Speaking of perennials, these are going to be the backbone of the garden for a casual gardener. Perennials keep coming back, so if one plants them one year they will come back the next year, and the next year, and the next year — provided you keep them alive. And, according to Oltmann, “There’s tons of perennials that are nice and easy.”

The Firewitch dianthus produces bright-pink flowers that bloom the entire summer. Several types of Coreopsis produce different colors that bloom all summer long, as well. And Veronicas produce blue flowers that attract butterflies and are low maintenance.

Even grasses can be a low-maintenance way to beautify a garden.

“Ornamental grasses are always nice, because they give you a lot of texture in the garden. They’re very low maintenance — they come up, they do their thing. I leave them up during the wintertime. You cut them back around St. Patrick’s Day. You do the same the next year. Very low maintenance.”

The final piece to a complete garden is annuals. These plants die at the end of every year but they bloom for 100 percent of the time during the summer, according to Oltmann, so they are a good way to complement the perennials and add some color, plus new ones can be chosen every year to give you a way to change things up a little bit while maintaining the same basic structure.

You will be happy to know that science and engineering have also made many plants more easy to deal with, such as the historically picky hydrangea. Oltmann said there are now hydrangeas that can be grown just about anywhere — which did not use to be the case.

One thing to keep in mind, though, is to not pick everything that blooms at the same time. Oltmann said all the signs at Old Heritage show the bloom times for the plants to help with this.

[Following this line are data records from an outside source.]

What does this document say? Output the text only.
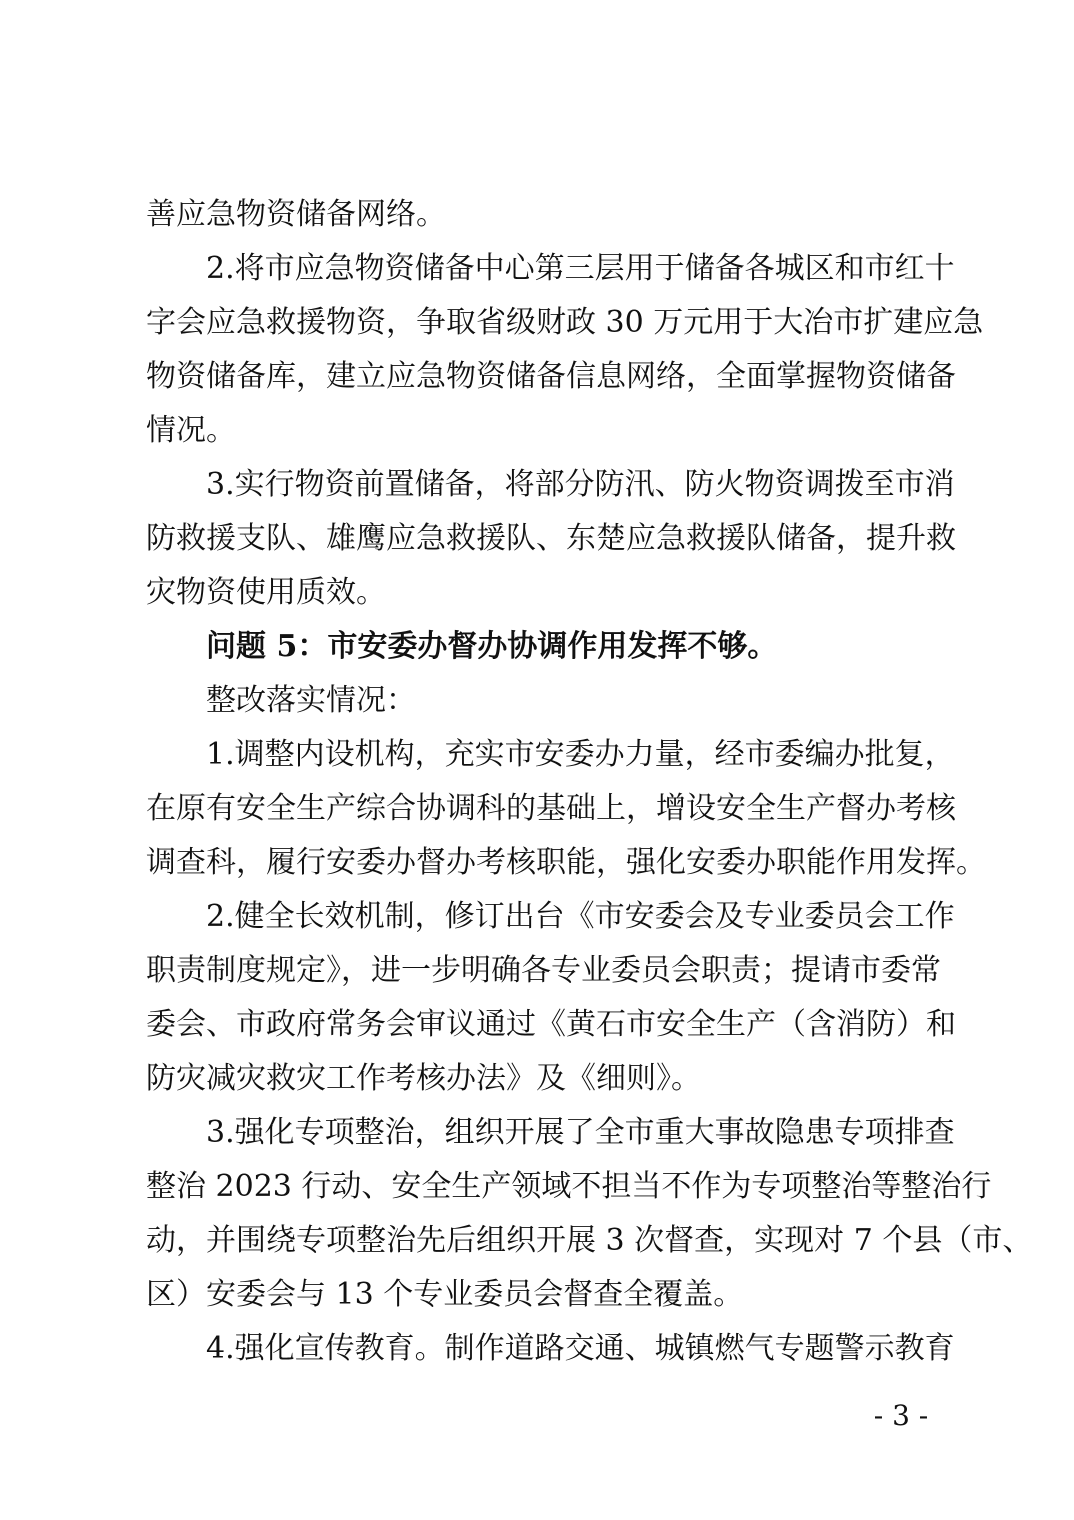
善应急物资储备网络。
2.将市应急物资储备中心第三层用于储备各城区和市红十
字会应急救援物资，争取省级财政 30 万元用于大冶市扩建应急
物资储备库，建立应急物资储备信息网络，全面掌握物资储备
情况。
3.实行物资前置储备，将部分防汛、防火物资调拨至市消
防救援支队、雄鹰应急救援队、东楚应急救援队储备，提升救
灾物资使用质效。
问题 5：市安委办督办协调作用发挥不够。
整改落实情况：
1.调整内设机构，充实市安委办力量，经市委编办批复，
在原有安全生产综合协调科的基础上，增设安全生产督办考核
调查科，履行安委办督办考核职能，强化安委办职能作用发挥。
2.健全长效机制，修订出台《市安委会及专业委员会工作
职责制度规定》，进一步明确各专业委员会职责；提请市委常
委会、市政府常务会审议通过《黄石市安全生产（含消防）和
防灾减灾救灾工作考核办法》及《细则》。
3.强化专项整治，组织开展了全市重大事故隐患专项排查
整治 2023 行动、安全生产领域不担当不作为专项整治等整治行
动，并围绕专项整治先后组织开展 3 次督查，实现对 7 个县（市、
区）安委会与 13 个专业委员会督查全覆盖。
4.强化宣传教育。制作道路交通、城镇燃气专题警示教育
- 3 -
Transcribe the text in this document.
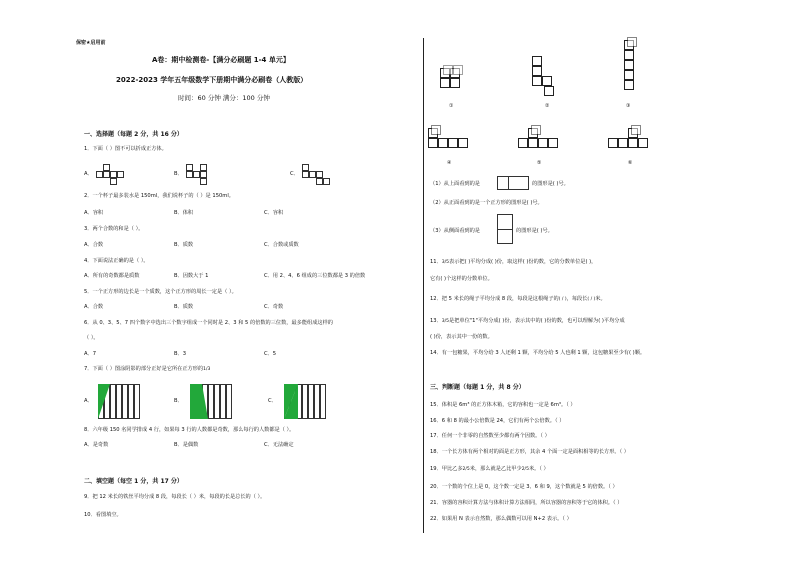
保密★启用前
A卷：期中检测卷-【满分必刷题 1-4 单元】
2022-2023 学年五年级数学下册期中满分必刷卷（人教版）
时间：60 分钟 满分：100 分钟
一、选择题（每题 2 分，共 16 分）
1．下面（ ）图不可以折成正方体。
A．	B．	C．
2．一个杯子最多装水是 150ml，我们说杯子的（ ）是 150ml。
A．容积	B．体积	C．容积
3．两个合数的和是（ ）。
A．合数	B．质数	C．合数或质数
4．下面说法正确的是（ ）。
A．所有的奇数都是质数	B．因数大于 1	C．用 2、4、6 组成的三位数都是 3 的倍数
5．一个正方形的边长是一个质数，这个正方形的周长一定是（ ）。
A．合数	B．质数	C．奇数
6．从 0、3、5、7 四个数字中选出三个数字组成一个同时是 2、3 和 5 的倍数的三位数，最多能组成这样的
（ ）。
A．7	B．3	C．5
7．下面（ ）图涂阴影的部分正好是它所在正方形的1/3
A．	B．	C．
8．六年级 150 名同学排成 4 行，如果每 3 行的人数都是奇数，那么每行的人数都是（ ）。
A．是奇数	B．是偶数	C．无法确定
二、填空题（每空 1 分，共 17 分）
9．把 12 米长的铁丝平均分成 8 段，每段长（ ）米，每段的长是总长的（ ）。
10．看图填空。
①	②	③
④	⑤	⑥
（1）从上面看到的是	的图形是( )号。
（2）从正面看到的是一个正方形的图形是( )号。
（3）从侧面看到的是	的图形是( )号。
11．3/5表示把( )平均分成( )份，取这样( )份的数，它的分数单位是( )，
它有( )个这样的分数单位。
12．把 5 米长的绳子平均分成 8 段，每段是这根绳子的( / )，每段长( / )米。
13．3/5是把单位"1"平均分成( )份，表示其中的( )份的数，也可以理解为( )平均分成
( )份，表示其中一份的数。
14．有一包糖果，平均分给 3 人还剩 1 颗，平均分给 5 人也剩 1 颗，这包糖果至少有( )颗。
三、判断题（每题 1 分，共 8 分）
15．体积是 6m³ 的正方体木箱，它的容积也一定是 6m³。（ ）
16．6 和 8 的最小公倍数是 24，它们有两个公倍数。（ ）
17．任何一个非零的自然数至少都有两个因数。（ ）
18．一个长方体有两个相对的面是正方形，其余 4 个面一定是面积相等的长方形。（ ）
19．甲比乙多2/5米，那么就是乙比甲少2/5米。（ ）
20．一个数的个位上是 0，这个数一定是 3、6 和 9，这个数就是 5 的倍数。（ ）
21．容器的容积计算方法与体积计算方法相同，所以容器的容积等于它的体积。（ ）
22．如果用 N 表示自然数，那么偶数可以用 N+2 表示。（ ）
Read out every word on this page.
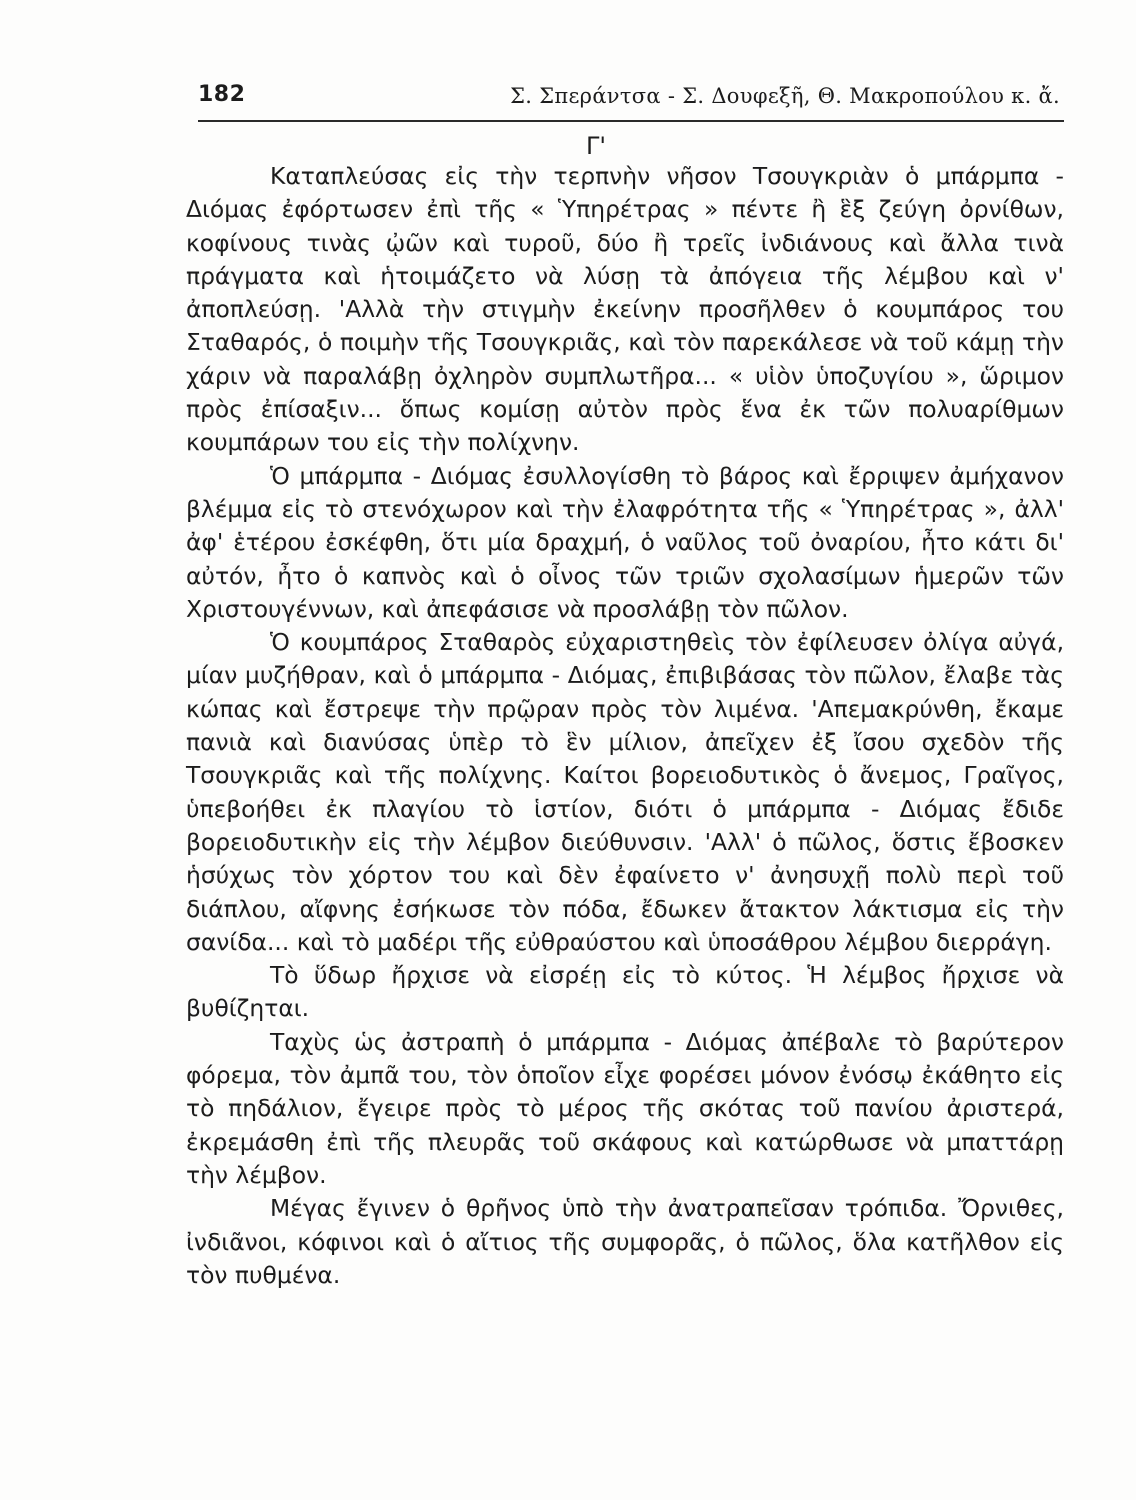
182	Σ. Σπεράντσα - Σ. Δουφεξῆ, Θ. Μακροπούλου κ. ἄ.
Γ'

Καταπλεύσας εἰς τὴν τερπνὴν νῆσον Τσουγκριὰν ὁ μπάρμπα - Διόμας ἐφόρτωσεν ἐπὶ τῆς « Ὑπηρέτρας » πέντε ἢ ἓξ ζεύγη ὀρνίθων, κοφίνους τινὰς ᾠῶν καὶ τυροῦ, δύο ἢ τρεῖς ἰνδιάνους καὶ ἄλλα τινὰ πράγματα καὶ ἡτοιμάζετο νὰ λύσῃ τὰ ἀπόγεια τῆς λέμβου καὶ ν' ἀποπλεύσῃ. 'Αλλὰ τὴν στιγμὴν ἐκείνην προσῆλθεν ὁ κουμπάρος του Σταθαρός, ὁ ποιμὴν τῆς Τσουγκριᾶς, καὶ τὸν παρεκάλεσε νὰ τοῦ κάμῃ τὴν χάριν νὰ παραλάβῃ ὀχληρὸν συμπλωτῆρα... « υἱὸν ὑποζυγίου », ὥριμον πρὸς ἐπίσαξιν... ὅπως κομίσῃ αὐτὸν πρὸς ἕνα ἐκ τῶν πολυαρίθμων κουμπάρων του εἰς τὴν πολίχνην.

Ὁ μπάρμπα - Διόμας ἐσυλλογίσθη τὸ βάρος καὶ ἔρριψεν ἀμήχανον βλέμμα εἰς τὸ στενόχωρον καὶ τὴν ἐλαφρότητα τῆς « Ὑπηρέτρας », ἀλλ' ἀφ' ἑτέρου ἐσκέφθη, ὅτι μία δραχμή, ὁ ναῦλος τοῦ ὀναρίου, ἦτο κάτι δι' αὐτόν, ἦτο ὁ καπνὸς καὶ ὁ οἶνος τῶν τριῶν σχολασίμων ἡμερῶν τῶν Χριστουγέννων, καὶ ἀπεφάσισε νὰ προσλάβῃ τὸν πῶλον.

Ὁ κουμπάρος Σταθαρὸς εὐχαριστηθεὶς τὸν ἐφίλευσεν ὀλίγα αὐγά, μίαν μυζήθραν, καὶ ὁ μπάρμπα - Διόμας, ἐπιβιβάσας τὸν πῶλον, ἔλαβε τὰς κώπας καὶ ἔστρεψε τὴν πρῷραν πρὸς τὸν λιμένα. 'Απεμακρύνθη, ἔκαμε πανιὰ καὶ διανύσας ὑπὲρ τὸ ἓν μίλιον, ἀπεῖχεν ἐξ ἴσου σχεδὸν τῆς Τσουγκριᾶς καὶ τῆς πολίχνης. Καίτοι βορειοδυτικὸς ὁ ἄνεμος, Γραῖγος, ὑπεβοήθει ἐκ πλαγίου τὸ ἱστίον, διότι ὁ μπάρμπα - Διόμας ἔδιδε βορειοδυτικὴν εἰς τὴν λέμβον διεύθυνσιν. 'Αλλ' ὁ πῶλος, ὅστις ἔβοσκεν ἡσύχως τὸν χόρτον του καὶ δὲν ἐφαίνετο ν' ἀνησυχῇ πολὺ περὶ τοῦ διάπλου, αἴφνης ἐσήκωσε τὸν πόδα, ἔδωκεν ἄτακτον λάκτισμα εἰς τὴν σανίδα... καὶ τὸ μαδέρι τῆς εὐθραύστου καὶ ὑποσάθρου λέμβου διερράγη.

Τὸ ὕδωρ ἤρχισε νὰ εἰσρέῃ εἰς τὸ κύτος. Ἡ λέμβος ἤρχισε νὰ βυθίζηται.

Ταχὺς ὡς ἀστραπὴ ὁ μπάρμπα - Διόμας ἀπέβαλε τὸ βαρύτερον φόρεμα, τὸν ἀμπᾶ του, τὸν ὁποῖον εἶχε φορέσει μόνον ἐνόσῳ ἐκάθητο εἰς τὸ πηδάλιον, ἔγειρε πρὸς τὸ μέρος τῆς σκότας τοῦ πανίου ἀριστερά, ἐκρεμάσθη ἐπὶ τῆς πλευρᾶς τοῦ σκάφους καὶ κατώρθωσε νὰ μπαττάρῃ τὴν λέμβον.

Μέγας ἔγινεν ὁ θρῆνος ὑπὸ τὴν ἀνατραπεῖσαν τρόπιδα. Ὄρνιθες, ἰνδιᾶνοι, κόφινοι καὶ ὁ αἴτιος τῆς συμφορᾶς, ὁ πῶλος, ὅλα κατῆλθον εἰς τὸν πυθμένα.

“Pick things that bloom at different times of the year so that you have something out there all the time,” Oltmann said. “It’s always nice to go in and pick everything that looks nice right now, but you’ve got to plan. It might look all nice when you first plant it, but four weeks from now what’s it going to look like?”

Then, in the fall after the first frost, Oltmann recommends going out and cutting back the perennials after they have gone dormant.

After this has been done and all the colorful flowers have disappeared for the gloomy winter, you will see the wisdom of having planted a dwarf juniper or dwarf spruce earlier.

“Always try to put something that’s evergreen in there so there is something nice to look at in the winter.”

Vegetables in pots

For those with limited space or who rent an apartment with nothing more than some balcony space, vegetables can be grown in pots, rather than in the ground.

As with flowers, it is all about the soil. Prepare the soil with some compost and make sure to use potting soil, not topsoil. Potting soil drains better and “that’s the key thing in a pot, you want the drainage,” Oltmann said.

Tomatoes do better in a more acidic soil, so Oltmann said he always adds sphagnum peat moss to the soil when he plants tomatoes.

Cherry tomatoes or a specifically bred patio tomato work best in a pot. The Husky Cherry Tomato has a sturdy stem that stays upright in a pot, which is important. Basically, it is all about size when it comes to pot-grown vegetables.

“Some of those really big ones, they don’t really do as well,” Oltmann said. “It’s a medium-sized fruit that you probably have to go for for growing in a pot.”

Oltmann added that peppers are great for growing in a pot, and with peppers you can always plant herbs around the edges of the pot.